New reporting shows that as enhanced ACA subsidies expire, millions of Americans are losing coverage or facing sharply rising premiums, leaving families and entrepreneurs increasingly exposed to the financial and personal risks of going uninsured.
For small business owners, the consequences are especially acute. Without the scale of large employers or the safety nets available to low income households, small businesses are often forced to navigate both the employer and individual insurance markets, absorbing rising costs while trying to provide stability for themselves and their employees.
That dual role makes small business owners uniquely powerful validators in the health care debate. They are not abstract stakeholders. They are job creators, community anchors, and firsthand witnesses to how policy decisions translate into real economic pressure. When they speak, lawmakers hear lived experience.
Main Street Alliance, which played a key role in advocating for the ACA’s passage, says that same leadership is needed now.
“As we mark 16 years since the ACA, we should be building on its promise, not watching it unravel,” said Richard Trent, Executive Director of Main Street Alliance. “Right now, millions of Americans are living with a quiet, constant fear. The phone call from the doctor. The bill in the mail. The moment something goes wrong and there is no safety net. For small business owners, this is not theoretical. It is the difference between staying open or shutting down, between hiring or cutting back, between stability and chaos. We have seen what progress looks like, and we know what is at stake if we fall backward.”
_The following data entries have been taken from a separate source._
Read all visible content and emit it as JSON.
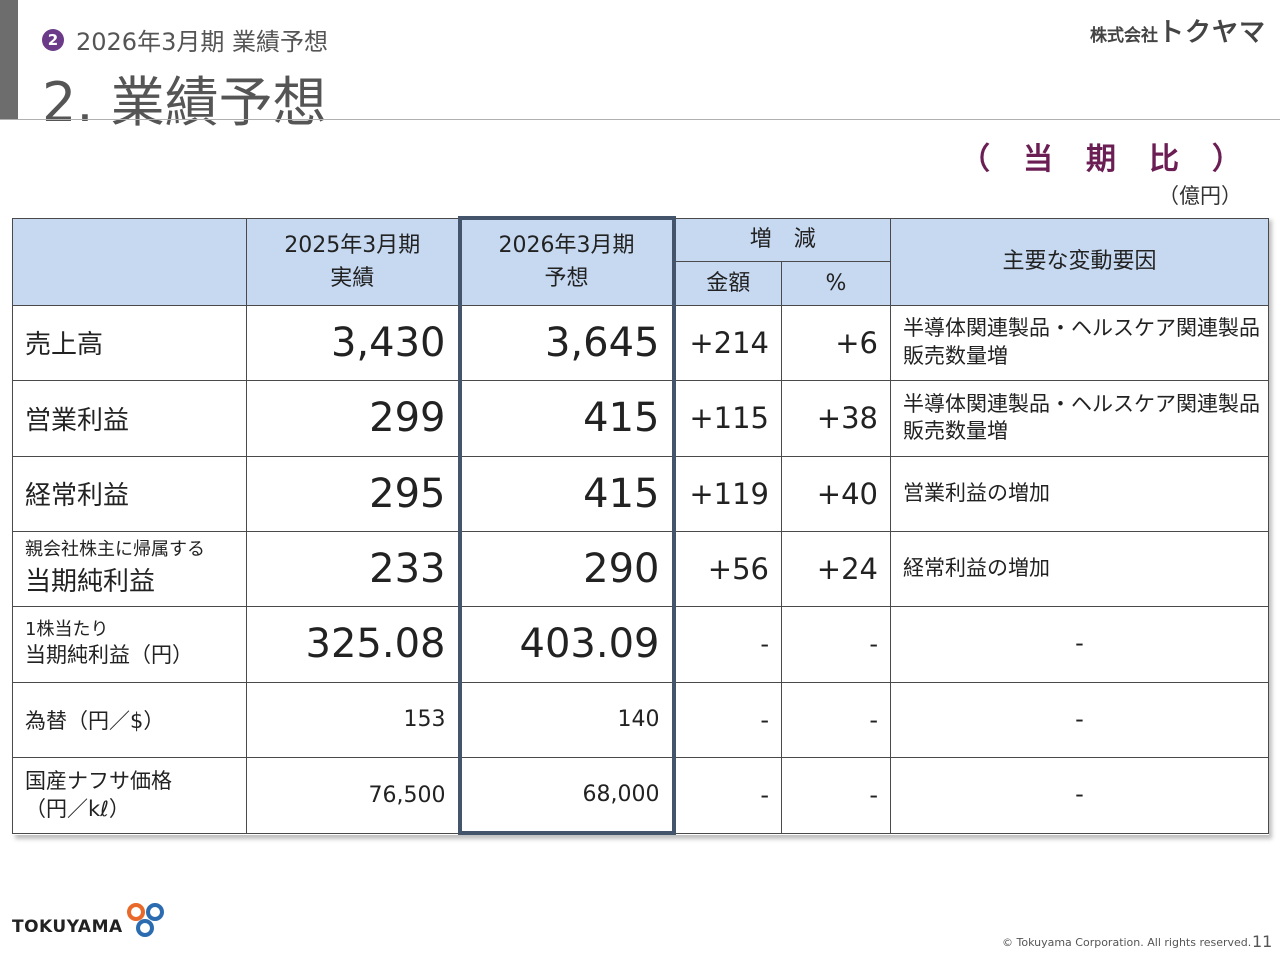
{
  "header": {
    "badge": "2",
    "subtitle": "2026年3月期 業績予想",
    "title": "2. 業績予想",
    "company_small": "株式会社",
    "company_big": "トクヤマ"
  },
  "period_label_chars": [
    "（",
    "当",
    "期",
    "比",
    "）"
  ],
  "unit": "（億円）",
  "table": {
    "headers": {
      "actual_line1": "2025年3月期",
      "actual_line2": "実績",
      "forecast_line1": "2026年3月期",
      "forecast_line2": "予想",
      "change": "増　減",
      "amount": "金額",
      "percent": "%",
      "factors": "主要な変動要因"
    },
    "rows": [
      {
        "label": "売上高",
        "actual": "3,430",
        "forecast": "3,645",
        "amount": "+214",
        "percent": "+6",
        "reason_line1": "半導体関連製品・ヘルスケア関連製品",
        "reason_line2": "販売数量増"
      },
      {
        "label": "営業利益",
        "actual": "299",
        "forecast": "415",
        "amount": "+115",
        "percent": "+38",
        "reason_line1": "半導体関連製品・ヘルスケア関連製品",
        "reason_line2": "販売数量増"
      },
      {
        "label": "経常利益",
        "actual": "295",
        "forecast": "415",
        "amount": "+119",
        "percent": "+40",
        "reason": "営業利益の増加"
      },
      {
        "label_small": "親会社株主に帰属する",
        "label": "当期純利益",
        "actual": "233",
        "forecast": "290",
        "amount": "+56",
        "percent": "+24",
        "reason": "経常利益の増加"
      },
      {
        "label_small": "1株当たり",
        "label": "当期純利益（円）",
        "actual": "325.08",
        "forecast": "403.09",
        "amount": "-",
        "percent": "-",
        "reason": "-"
      },
      {
        "label": "為替（円／$）",
        "actual": "153",
        "forecast": "140",
        "amount": "-",
        "percent": "-",
        "reason": "-"
      },
      {
        "label_line1": "国産ナフサ価格",
        "label_line2": "（円／kℓ）",
        "actual": "76,500",
        "forecast": "68,000",
        "amount": "-",
        "percent": "-",
        "reason": "-"
      }
    ]
  },
  "footer": {
    "logo_text": "TOKUYAMA",
    "copyright": "© Tokuyama Corporation. All rights reserved.",
    "page": "11"
  },
  "colors": {
    "header_fill": "#c6d9f1",
    "highlight_border": "#44546a",
    "period_label": "#6b1e54",
    "badge": "#6b3a88"
  }
}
Main Street Alliance is urging federal lawmakers to meet this moment with the same urgency and ambition that defined the ACA’s passage. That includes stabilizing and expanding subsidies, addressing underlying cost drivers, and pursuing bold solutions that ensure affordable coverage is a reality, not a gamble, for working families and entrepreneurs.
“Sixteen years ago, this country made a choice to move forward,” Trent added. “Small business owners helped lead that charge, and we are ready to do it again. But this time, we need leaders in Washington who are willing to think as big as the problem actually is.”